Firemint CEO on EA acquisition, future of the company

Rob Murray chats to GameSpot AU about the recent acquisition of Firemint by EA; he wants the studio's next iOS project to become "the Mario of iOS."

In May this year, Aussie studio Firemint (Flight Control, Real Racing) announced that it was in the midst of an acquisition deal with global publisher EA.

At the time, Firemint CEO Rob Murray said that the studio would remain in Australia and would continue to operate with a high level of autonomy. Soon after, Firemint unveiled its latest project, a new iOS intellectual property titled Spy Mouse, set for release later this month in the northern hemisphere. The game uses the same touch controls that first made Firemint a household name with Flight Control--drawing paths on the iOS device using one's finger. By sticking to something that gamers already know, Firemint believes it has created something that is accessible to both casual and core players.

Flight Control was Firemint's first hit.

"Spy Mouse is our next big thing," Murray says. "We've invested everything into it. We want to make it a hit the same way that Flight Control and Real Racing were hits. We want it to become the Mario of iOS. It's an accessible experience, but it has depth. Gamers will appreciate that."

Spy Mouse puts gamers in the shoes of Agent Squeak, whose challenge is simple enough: grab the cheese before the cat shows up. There are six worlds in total, with 72 levels that each present a different set of challenges. Murray's greatest hope is that Spy Mouse will be picked up by both casual and core gamers, establishing Firemint as a surefire industry success with three highly successful and original intellectual properties.

"This is the one that could get us to that goal to be the Pixar of the games industry."

It's a lofty goal, and one that Firemint acknowledges could not come true without the support of a major international publisher like EA. Since coming on board, EA has provided Firemint with more resources and support, something that the latter is slowly learning to make use of.

"Everything is the same as it was before. We've got a lot of work to do to get anywhere near where we want to be. We needed the support of a large international company to deliver more to people across the world; it would be hard to reach heights of ambition without a company like EA."

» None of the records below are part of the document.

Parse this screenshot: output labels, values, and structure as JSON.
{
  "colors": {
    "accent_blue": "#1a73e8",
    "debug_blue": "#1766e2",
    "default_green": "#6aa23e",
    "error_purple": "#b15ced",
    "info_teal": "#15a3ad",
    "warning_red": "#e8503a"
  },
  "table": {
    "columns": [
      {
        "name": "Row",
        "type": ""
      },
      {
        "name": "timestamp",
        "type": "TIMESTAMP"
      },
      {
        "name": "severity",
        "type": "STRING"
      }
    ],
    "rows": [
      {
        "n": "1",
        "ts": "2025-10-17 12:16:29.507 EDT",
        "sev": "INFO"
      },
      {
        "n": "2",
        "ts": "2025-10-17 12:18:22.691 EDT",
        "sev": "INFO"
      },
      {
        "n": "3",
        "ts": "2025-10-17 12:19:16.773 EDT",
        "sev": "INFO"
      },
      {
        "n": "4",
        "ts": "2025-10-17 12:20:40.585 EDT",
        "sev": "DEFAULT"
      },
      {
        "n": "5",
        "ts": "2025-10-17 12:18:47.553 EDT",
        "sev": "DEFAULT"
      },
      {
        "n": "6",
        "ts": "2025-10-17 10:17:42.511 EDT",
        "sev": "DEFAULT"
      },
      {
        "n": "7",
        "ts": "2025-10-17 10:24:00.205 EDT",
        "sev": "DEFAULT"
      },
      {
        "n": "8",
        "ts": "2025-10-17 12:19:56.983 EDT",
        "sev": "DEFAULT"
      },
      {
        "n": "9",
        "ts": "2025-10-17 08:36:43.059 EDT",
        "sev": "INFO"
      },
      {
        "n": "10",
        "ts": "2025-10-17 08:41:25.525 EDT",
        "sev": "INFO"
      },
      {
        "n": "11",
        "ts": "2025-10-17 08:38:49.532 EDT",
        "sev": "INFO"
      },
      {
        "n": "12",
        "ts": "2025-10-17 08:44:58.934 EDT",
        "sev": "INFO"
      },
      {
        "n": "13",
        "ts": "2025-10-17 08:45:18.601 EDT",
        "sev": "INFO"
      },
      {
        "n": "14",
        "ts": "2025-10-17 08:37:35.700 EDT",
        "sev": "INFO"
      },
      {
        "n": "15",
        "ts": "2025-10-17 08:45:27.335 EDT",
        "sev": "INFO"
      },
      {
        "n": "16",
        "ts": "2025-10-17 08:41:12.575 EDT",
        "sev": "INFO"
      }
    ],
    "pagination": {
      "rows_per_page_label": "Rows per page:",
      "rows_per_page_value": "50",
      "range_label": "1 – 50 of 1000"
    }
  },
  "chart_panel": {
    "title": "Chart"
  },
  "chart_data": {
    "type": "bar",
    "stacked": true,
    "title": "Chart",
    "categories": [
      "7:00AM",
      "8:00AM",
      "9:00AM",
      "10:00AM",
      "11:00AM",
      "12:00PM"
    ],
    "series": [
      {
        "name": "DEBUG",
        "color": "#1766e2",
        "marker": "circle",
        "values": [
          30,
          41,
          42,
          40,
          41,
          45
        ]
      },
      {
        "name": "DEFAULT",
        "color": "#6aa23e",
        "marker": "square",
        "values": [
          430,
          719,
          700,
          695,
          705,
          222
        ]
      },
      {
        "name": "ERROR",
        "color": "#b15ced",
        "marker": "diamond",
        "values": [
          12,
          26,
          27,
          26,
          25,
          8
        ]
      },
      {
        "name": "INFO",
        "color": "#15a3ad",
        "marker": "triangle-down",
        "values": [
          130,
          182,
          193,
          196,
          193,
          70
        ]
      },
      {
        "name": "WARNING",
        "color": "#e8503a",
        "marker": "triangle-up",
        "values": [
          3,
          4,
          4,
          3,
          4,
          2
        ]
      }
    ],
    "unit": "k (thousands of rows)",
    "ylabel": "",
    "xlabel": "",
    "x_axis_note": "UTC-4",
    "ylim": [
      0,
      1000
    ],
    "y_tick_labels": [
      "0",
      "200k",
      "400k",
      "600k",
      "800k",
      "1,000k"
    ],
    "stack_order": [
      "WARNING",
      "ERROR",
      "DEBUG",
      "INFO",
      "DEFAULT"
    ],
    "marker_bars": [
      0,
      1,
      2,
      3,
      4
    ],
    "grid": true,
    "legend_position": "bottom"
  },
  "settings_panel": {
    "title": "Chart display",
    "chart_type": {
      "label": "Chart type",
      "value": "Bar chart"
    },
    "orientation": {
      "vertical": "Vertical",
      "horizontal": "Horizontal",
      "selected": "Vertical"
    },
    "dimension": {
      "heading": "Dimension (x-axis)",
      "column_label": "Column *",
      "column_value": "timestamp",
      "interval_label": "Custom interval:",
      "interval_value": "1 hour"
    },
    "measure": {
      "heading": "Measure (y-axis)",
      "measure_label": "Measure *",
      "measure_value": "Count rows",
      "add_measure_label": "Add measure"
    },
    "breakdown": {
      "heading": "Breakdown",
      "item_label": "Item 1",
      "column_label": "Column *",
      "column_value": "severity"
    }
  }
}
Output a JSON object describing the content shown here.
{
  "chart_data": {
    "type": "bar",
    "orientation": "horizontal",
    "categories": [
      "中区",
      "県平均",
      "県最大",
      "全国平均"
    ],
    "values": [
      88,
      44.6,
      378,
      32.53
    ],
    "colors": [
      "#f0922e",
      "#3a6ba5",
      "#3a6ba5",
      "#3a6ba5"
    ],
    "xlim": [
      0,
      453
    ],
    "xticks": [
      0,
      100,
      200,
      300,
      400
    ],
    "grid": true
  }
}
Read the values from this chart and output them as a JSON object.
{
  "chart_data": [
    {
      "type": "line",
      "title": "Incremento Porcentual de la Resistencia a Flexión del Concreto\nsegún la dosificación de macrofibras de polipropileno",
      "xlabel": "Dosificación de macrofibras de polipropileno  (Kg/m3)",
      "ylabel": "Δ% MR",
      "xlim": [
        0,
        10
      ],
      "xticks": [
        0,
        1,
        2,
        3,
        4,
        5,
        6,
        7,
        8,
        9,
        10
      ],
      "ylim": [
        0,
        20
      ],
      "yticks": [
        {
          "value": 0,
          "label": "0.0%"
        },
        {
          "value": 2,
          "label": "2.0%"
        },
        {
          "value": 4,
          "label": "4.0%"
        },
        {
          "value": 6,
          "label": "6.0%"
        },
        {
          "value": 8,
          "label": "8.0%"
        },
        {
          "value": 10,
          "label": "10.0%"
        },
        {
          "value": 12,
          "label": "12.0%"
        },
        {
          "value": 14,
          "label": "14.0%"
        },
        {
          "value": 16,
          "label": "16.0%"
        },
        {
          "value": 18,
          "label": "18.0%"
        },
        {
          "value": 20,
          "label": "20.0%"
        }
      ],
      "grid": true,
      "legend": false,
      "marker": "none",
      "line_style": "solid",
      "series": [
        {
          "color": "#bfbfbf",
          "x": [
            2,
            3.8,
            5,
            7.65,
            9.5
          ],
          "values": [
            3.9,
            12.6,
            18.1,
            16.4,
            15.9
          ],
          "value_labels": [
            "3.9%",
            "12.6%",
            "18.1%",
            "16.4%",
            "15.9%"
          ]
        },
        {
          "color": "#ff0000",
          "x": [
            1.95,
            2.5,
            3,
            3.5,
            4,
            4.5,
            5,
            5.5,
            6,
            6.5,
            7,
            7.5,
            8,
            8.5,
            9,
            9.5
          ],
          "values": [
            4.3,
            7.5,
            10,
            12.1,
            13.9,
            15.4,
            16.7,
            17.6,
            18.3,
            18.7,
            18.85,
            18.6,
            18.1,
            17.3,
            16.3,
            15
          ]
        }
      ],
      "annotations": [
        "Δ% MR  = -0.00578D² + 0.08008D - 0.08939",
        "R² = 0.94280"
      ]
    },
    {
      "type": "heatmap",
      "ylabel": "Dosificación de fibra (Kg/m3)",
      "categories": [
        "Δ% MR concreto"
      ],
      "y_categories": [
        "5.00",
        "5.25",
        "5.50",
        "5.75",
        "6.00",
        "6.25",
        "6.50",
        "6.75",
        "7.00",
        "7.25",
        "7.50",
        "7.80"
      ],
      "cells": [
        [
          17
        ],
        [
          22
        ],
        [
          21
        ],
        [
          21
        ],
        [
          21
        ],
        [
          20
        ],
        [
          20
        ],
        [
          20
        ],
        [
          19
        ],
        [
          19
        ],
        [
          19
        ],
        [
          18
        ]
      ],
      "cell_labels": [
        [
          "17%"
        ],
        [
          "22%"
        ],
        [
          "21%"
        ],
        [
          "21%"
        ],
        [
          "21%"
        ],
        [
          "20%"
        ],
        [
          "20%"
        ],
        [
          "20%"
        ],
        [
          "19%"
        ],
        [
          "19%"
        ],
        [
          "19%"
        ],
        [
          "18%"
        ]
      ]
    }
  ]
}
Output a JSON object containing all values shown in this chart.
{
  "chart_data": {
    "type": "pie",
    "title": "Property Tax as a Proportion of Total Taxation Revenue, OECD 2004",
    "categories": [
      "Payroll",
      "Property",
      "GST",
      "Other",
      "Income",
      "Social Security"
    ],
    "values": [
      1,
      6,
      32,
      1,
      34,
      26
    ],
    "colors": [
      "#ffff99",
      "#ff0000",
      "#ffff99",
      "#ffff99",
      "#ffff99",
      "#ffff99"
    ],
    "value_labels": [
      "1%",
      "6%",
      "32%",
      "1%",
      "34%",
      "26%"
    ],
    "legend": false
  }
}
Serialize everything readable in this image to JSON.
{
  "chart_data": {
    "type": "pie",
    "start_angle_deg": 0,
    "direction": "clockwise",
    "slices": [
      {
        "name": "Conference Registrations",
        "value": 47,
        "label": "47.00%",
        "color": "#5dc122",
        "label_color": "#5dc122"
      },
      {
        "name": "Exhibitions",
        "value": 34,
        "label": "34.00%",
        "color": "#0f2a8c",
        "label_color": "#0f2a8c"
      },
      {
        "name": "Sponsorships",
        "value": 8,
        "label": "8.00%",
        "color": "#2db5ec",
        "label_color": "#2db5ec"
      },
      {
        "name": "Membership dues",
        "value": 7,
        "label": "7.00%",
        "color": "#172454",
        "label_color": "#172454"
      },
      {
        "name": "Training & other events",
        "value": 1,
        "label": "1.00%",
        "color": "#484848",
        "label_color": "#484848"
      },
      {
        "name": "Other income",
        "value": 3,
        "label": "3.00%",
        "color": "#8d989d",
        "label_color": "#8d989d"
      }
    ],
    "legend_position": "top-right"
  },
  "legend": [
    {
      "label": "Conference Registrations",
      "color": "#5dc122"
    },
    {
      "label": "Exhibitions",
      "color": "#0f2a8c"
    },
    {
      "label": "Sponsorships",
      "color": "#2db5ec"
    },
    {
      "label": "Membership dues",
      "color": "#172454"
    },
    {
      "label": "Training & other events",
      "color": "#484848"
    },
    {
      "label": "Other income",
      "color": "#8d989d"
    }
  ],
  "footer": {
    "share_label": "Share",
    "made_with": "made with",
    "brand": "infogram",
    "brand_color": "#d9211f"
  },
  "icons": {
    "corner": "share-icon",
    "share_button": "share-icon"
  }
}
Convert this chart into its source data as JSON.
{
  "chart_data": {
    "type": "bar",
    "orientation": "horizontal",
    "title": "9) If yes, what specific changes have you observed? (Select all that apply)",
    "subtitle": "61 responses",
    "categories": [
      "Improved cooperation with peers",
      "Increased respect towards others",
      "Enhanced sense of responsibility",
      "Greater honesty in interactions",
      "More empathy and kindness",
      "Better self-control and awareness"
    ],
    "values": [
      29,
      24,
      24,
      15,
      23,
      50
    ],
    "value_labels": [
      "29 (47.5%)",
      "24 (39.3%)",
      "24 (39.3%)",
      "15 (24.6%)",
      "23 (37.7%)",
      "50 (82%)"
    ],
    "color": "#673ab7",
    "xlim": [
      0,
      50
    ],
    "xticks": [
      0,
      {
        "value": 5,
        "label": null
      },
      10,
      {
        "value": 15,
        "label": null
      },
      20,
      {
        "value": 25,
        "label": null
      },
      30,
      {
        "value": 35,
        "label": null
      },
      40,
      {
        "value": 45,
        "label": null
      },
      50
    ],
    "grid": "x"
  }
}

Since Flight Control became a hit, the App Store has come alive with cheap imitations, something that Murray says both flatters and annoys him.

"I'm happier when people take what we created and make improvements on it, thereby taking the industry forward. When [a game is] a brutal copy and provides a lesser experience than the original; well, that doesn't feel so good."

Earlier this month, THQ announced a global restructure of its internal studios, a move that led the publisher to permanently shut down its two Australian development studios, Blue Tongue and THQ Studios Australia. Like others in the industry, Murray believes that Australian developers are both talented and resourceful and will find a way to bounce back. However, he's wary of encouraging everyone to go indie, and not just because more indies mean more competition.

Firemint's upcoming iOS game is titled Spy Mouse.

"Indies are a good thing for the industry, but it's a big deal to advise someone to start a business. There are opportunities there, of course, and more than being competition I think indies challenge us to move forward. But I don't subscribe to the notion that only now can you become an indie developer because there's more of a chance to build your own IP. That chance has always been there."

Firemint's plans for the future revolve around the adoption of a wider industry trend of delivering games as a service rather than as a one-off product through continuous downloadable content support. The studio is already doing this with Real Racing 2 and will implement similar support for Spy Mouse upon its release.

"This way of doing things is certainly more favorable to both the industry and consumers. But it's tough for developers, because you work really hard to finish a game, and you have to deliver something again and again and again in the weeks that follow. That can be hard. But it's a positive direction for industry, and I think all developers will have to get their heads around it. Personally, I love doing things this way because it's what really gave Firemint a chance to shine on the iOs."